São treze dias decorridos do mês de Março de 1805.
Está Simão num quarto de malta das cadeias da Relação. Um catre de tábuas, um colchão de embarque, uma banca e cadeira de pinho, e um pequeno pacote de roupa, colocado no lugar do travesseiro, são a sua mobília. Sobre a mesa tem um caixote de pau-preto, que contém as cartas de Teresa, ramilhetes secos, os seus manuscritos do cárcere de Viseu e um avental de Mariana, o último com que ela, no dia do julgamento, enxugara as lágrimas e arrancara de si no primeiro instante de demência.
Simão relê as cartas de Teresa, abre os envoltórios de papel que encerram as flores ressequidas, contempla o avental de linho, procurando esvaídos vestígios das lágrimas. Depois, encosta a face e o peito aos ferros da sua janela, e avista os horizontes boleados pelas serras de Valongo e Gralheira, e cortados pelas ribas pitorescas de Gaia, do Candal, de Oliveira e do mosteiro da serra do Pilar. É um dia lindo. Reflectem-se do azul do céu os mil matizes da Primavera. Tem aromas o ar e a viração fugitiva dos jardins derrama no éter as urnas que roubou aos canteiros. Aquela indefinida alegria, que parece reluzir nas legiões de espíritos que se geram ao sol de Março, rejubila a natureza, que toda pompa de luz e flores, se está namorando do calor que a vai fecundando.

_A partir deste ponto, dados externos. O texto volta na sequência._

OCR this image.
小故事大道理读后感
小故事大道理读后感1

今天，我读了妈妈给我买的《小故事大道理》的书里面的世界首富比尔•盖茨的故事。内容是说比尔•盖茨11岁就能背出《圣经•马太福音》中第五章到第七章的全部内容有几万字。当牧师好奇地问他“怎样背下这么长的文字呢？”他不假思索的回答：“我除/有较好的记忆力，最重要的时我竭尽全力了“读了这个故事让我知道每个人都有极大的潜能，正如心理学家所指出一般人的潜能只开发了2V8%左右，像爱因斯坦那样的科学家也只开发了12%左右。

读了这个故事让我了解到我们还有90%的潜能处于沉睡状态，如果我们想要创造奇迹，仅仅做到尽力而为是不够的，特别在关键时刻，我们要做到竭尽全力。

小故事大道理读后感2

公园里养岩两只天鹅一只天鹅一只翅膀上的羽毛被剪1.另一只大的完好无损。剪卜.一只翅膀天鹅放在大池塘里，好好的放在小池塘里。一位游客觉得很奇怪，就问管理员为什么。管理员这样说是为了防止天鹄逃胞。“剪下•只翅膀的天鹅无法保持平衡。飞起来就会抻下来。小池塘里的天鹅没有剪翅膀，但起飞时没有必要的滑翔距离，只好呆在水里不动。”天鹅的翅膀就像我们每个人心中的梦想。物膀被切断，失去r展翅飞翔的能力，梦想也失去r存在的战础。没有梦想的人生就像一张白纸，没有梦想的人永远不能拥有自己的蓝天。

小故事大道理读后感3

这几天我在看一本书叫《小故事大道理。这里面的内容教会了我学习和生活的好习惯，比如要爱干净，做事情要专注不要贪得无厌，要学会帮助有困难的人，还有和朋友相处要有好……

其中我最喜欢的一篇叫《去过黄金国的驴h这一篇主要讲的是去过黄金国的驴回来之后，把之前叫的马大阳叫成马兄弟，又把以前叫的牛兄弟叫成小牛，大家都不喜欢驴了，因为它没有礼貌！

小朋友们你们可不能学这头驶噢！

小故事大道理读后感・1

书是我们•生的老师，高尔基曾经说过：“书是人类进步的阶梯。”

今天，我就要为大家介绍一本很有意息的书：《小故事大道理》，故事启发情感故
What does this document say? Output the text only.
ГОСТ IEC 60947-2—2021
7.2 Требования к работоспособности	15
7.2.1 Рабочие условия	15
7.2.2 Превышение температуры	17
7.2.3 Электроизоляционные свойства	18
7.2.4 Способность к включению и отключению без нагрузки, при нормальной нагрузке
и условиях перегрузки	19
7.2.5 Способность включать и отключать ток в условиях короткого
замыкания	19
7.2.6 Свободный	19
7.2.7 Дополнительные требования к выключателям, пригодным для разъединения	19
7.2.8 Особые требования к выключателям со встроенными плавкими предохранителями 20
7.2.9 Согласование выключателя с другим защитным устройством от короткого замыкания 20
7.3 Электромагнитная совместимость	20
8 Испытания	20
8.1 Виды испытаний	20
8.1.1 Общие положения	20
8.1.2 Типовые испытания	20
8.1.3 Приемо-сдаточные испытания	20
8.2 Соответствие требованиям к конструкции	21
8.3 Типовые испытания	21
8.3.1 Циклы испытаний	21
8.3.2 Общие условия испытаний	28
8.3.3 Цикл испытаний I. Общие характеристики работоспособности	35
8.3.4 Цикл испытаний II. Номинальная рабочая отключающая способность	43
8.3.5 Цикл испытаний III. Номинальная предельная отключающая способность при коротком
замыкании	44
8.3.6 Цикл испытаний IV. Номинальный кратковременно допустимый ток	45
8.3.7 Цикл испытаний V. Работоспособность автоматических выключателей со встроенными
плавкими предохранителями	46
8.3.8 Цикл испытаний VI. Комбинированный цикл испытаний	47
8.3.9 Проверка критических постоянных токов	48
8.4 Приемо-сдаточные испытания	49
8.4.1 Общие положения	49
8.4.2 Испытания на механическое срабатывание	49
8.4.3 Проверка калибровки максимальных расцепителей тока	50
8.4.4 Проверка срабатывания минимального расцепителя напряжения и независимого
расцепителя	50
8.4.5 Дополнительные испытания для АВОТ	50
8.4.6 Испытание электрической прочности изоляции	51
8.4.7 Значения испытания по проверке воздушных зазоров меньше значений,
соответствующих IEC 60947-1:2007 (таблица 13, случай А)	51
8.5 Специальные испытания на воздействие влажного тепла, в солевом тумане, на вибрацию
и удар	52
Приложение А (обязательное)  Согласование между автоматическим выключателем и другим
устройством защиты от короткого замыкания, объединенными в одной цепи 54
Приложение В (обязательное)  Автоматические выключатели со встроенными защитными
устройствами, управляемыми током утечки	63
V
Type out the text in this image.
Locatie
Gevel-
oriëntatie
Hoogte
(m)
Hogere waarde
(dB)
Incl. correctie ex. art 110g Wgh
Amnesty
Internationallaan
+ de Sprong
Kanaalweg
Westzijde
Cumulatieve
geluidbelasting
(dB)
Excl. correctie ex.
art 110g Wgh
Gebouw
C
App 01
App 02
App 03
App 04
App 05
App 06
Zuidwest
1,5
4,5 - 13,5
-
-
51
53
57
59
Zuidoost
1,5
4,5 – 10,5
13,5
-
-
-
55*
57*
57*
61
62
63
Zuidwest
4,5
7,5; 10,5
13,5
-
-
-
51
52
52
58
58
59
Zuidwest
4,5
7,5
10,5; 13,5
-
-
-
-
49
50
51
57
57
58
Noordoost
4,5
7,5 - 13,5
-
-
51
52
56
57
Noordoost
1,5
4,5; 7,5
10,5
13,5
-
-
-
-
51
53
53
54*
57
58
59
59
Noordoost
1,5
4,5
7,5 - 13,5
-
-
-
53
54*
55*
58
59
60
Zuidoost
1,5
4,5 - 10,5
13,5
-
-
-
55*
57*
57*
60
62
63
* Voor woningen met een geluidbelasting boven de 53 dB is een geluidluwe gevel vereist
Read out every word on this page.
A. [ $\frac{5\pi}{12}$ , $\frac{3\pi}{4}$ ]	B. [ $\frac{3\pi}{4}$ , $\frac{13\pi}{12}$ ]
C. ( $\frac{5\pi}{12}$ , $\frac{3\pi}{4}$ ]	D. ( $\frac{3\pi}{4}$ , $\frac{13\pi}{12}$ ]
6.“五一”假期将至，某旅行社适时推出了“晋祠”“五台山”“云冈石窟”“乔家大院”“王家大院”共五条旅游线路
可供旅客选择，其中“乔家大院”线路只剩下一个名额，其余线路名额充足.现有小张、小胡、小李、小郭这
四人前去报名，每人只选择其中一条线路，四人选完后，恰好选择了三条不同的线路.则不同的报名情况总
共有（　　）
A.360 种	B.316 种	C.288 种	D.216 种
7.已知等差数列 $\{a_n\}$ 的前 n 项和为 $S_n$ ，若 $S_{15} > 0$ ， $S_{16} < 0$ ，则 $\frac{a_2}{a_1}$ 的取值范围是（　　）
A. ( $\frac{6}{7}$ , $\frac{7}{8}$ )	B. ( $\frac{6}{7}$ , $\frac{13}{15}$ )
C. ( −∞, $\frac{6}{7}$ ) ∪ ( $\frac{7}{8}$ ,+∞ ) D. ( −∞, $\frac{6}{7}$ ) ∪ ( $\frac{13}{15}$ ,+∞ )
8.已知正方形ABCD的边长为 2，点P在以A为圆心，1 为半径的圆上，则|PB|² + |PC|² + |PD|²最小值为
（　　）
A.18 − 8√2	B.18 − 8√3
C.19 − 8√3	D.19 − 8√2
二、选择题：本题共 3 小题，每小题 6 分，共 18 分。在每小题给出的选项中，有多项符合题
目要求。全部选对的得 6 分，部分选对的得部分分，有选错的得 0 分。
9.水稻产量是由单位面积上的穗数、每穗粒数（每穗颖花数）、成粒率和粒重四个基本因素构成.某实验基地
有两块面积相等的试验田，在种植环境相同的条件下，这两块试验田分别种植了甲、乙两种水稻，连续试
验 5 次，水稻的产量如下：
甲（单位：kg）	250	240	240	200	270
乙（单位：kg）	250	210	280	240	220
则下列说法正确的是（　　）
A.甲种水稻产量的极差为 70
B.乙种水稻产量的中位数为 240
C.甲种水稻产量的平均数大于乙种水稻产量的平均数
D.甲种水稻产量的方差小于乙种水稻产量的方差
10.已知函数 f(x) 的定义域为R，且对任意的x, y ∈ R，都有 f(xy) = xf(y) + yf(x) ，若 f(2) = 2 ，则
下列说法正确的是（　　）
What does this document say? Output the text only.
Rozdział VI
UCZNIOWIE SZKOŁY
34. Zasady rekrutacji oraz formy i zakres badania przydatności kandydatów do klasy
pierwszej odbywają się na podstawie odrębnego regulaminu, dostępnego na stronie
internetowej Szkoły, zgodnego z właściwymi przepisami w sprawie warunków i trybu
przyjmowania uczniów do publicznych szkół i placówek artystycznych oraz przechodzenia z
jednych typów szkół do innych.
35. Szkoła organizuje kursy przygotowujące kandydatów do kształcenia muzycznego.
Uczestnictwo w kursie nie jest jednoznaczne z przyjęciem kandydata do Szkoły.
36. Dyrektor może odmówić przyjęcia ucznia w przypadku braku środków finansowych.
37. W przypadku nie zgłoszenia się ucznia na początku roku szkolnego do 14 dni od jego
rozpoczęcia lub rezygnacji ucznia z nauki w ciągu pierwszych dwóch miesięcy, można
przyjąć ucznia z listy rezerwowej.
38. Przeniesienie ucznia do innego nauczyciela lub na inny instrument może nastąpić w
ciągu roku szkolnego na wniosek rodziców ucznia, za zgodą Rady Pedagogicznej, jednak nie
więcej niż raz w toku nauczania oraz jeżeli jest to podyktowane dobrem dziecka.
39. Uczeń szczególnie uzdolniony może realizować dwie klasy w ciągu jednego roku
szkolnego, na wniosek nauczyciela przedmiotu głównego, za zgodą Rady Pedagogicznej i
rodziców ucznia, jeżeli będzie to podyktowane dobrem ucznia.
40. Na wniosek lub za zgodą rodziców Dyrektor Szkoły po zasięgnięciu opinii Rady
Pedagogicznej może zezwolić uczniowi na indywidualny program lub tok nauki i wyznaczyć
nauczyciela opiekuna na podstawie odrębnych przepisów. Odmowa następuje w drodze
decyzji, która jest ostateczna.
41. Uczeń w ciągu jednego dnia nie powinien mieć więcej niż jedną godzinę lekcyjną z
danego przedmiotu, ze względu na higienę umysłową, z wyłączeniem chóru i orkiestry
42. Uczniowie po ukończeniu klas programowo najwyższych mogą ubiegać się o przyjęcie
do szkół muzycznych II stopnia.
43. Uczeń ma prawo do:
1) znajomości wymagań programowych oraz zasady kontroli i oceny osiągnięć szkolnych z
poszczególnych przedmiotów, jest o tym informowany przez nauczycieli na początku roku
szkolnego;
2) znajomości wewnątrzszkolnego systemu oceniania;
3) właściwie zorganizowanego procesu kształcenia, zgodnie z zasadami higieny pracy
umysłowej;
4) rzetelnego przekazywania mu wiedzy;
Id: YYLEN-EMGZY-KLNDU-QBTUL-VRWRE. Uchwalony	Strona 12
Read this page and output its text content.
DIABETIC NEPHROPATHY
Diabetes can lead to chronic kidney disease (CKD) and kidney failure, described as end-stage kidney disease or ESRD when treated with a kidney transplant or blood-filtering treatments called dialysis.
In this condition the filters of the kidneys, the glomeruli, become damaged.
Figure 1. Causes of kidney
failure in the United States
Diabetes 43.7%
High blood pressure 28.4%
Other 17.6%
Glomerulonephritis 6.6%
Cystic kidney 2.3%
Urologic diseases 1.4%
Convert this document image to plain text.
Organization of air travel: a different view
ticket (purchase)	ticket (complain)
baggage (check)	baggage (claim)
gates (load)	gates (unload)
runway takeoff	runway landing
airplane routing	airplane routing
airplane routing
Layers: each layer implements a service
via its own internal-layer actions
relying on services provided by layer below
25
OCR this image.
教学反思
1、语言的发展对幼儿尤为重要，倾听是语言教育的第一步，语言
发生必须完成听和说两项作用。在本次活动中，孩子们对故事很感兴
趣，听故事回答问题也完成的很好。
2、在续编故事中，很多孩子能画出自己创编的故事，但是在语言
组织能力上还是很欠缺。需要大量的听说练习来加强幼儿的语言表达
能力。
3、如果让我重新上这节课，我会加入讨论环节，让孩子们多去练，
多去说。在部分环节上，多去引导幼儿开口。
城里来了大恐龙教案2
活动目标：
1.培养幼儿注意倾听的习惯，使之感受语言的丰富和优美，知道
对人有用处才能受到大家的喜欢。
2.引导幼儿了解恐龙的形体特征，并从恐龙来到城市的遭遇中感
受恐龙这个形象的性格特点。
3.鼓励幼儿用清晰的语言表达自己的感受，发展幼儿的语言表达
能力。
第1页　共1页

Dia de amor e de esperança era aquele que o Senhor mandava à choça encravada na garganta da serra, ao palácio esplendoroso que reverberava ao sol os seus espiráculos, ao opulento que passeava as suas moles equipagens, bafejado pelo respiro acre das sarças, e ao mendigo que desentorpecia os membros, encostado às colunas dos templos.
E Simão Botelho, fugindo a claridade da luz, e o voejar das aves, meditando, chorava e escrevia assim as suas meditações:
«O pão do trabalho de cada dia, e o teu seio para repousar uma hora a face, pura de manchas: não pedi mais ao Céu. Achei-me homem aos dezasseis anos. Vi a virtude à luz do teu amor. Cuidei que era santa a paixão que absorvia todas as outras, ou as depurava com o seu fogo sagrado.